A day octopus, also known as the big blue octopus, found in both the Pacific and Indian Oceans, at the Aquarium of the Pacific in Long Beach, California on May 27, 2021. FREDERIC J. BROWN / AFP via Getty Images

A new animal welfare law in the UK may soon recognize decapods, like lobsters and crabs, and cephalopods, like octopi, as sentient beings. The classification means that the government would officially recognize that these animals feel pain.

This distinction will then need to be considered in future policymaking decisions.

The proposal is an extension to the UK’s existing Animal Welfare (Sentience) Bill, which originally categorizes all animals with backbones as sentient creatures. The new additions for decapods and cephalopods would add several invertebrates to the law, including lobsters, crab, shrimp, octopi, and squid, all of which are often caught and slaughtered brutally for consumption.

There will be no immediate effect on current industry practices or restaurant kitchens should the bill pass, but it does set the stage to create new laws and protections for these animals. For example, it could prohibit the act of boiling lobsters alive — common in cooking — because of their ability to feel pain and suffering. Switzerland, Norway, and New Zealand already ban this practice. It may also introduce more humane ways of capturing the animals.

A recent report from the London School of Economics found evidence of sentience in decapods and cephalopods through analysis of more than 300 studies. The researchers used eight criteria for determining likelihood of sentience, such as possession of nociceptors, responses to anaesthetics or analgesics, and whether or not the animals exhibited self-protecting tactics when injured or threatened. The authors found it very likely for these creatures to feel pain.

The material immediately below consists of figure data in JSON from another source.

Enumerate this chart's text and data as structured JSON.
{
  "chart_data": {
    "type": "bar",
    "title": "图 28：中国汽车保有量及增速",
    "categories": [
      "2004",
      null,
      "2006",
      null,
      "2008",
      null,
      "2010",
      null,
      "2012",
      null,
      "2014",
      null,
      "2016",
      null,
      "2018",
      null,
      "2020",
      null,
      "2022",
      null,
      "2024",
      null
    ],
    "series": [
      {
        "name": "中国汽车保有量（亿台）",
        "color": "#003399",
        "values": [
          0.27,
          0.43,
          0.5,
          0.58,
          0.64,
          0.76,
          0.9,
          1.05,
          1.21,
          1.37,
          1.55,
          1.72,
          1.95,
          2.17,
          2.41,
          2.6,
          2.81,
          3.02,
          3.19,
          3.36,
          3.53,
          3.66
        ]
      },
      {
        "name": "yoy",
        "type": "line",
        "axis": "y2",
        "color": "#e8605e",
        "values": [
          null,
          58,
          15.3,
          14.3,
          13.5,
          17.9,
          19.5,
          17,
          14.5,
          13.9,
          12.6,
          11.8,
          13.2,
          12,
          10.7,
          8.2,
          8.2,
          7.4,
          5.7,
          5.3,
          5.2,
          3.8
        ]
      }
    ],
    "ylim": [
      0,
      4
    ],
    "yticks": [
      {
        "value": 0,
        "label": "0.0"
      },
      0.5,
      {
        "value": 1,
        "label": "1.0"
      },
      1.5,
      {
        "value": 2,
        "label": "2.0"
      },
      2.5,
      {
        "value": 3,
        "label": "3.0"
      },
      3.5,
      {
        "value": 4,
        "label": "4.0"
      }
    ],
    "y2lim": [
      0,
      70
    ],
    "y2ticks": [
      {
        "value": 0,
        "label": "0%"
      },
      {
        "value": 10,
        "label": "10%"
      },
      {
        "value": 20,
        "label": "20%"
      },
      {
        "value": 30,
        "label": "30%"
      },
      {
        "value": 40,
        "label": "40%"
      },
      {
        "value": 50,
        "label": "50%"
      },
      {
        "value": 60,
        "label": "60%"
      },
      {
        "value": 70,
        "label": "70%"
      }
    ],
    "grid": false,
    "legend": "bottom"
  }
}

“In the light of these evaluations, the authors make a strong recommendation that all cephalopod molluscs and decapod crustaceans should be regarded as sentient animals for the purposes of UK animal welfare law,” Nicola S. Clayton, professor of comparative cognition at University of Cambridge, said in the report. “They recommend against declawing, nicking, eyestalk ablation and the sale of live decapod crustaceans to untrained, non-expert handlers, and they include suggestions for best practices for transport, stunning and slaughter.”

The government responded with a proposed expansion of the Animal Welfare Bill to include cephalopods and decapods. The proposal is currently making its way through the UK Parliament’s House of Lords, then it will move to the House of Commons.

“The UK has always led the way on animal welfare and our Action Plan for Animal Welfare goes even further by setting out our plans to bring in some of the strongest protections in the world for pets, livestock and wild animals,” Animal Welfare Minister Lord Zac Goldsmith said in a press release. “The Animal Welfare Sentience Bill provides a crucial assurance that animal wellbeing is rightly considered when developing new laws. The science is now clear that decapods and cephalopods can feel pain and therefore it is only right they are covered by this vital piece of legislation.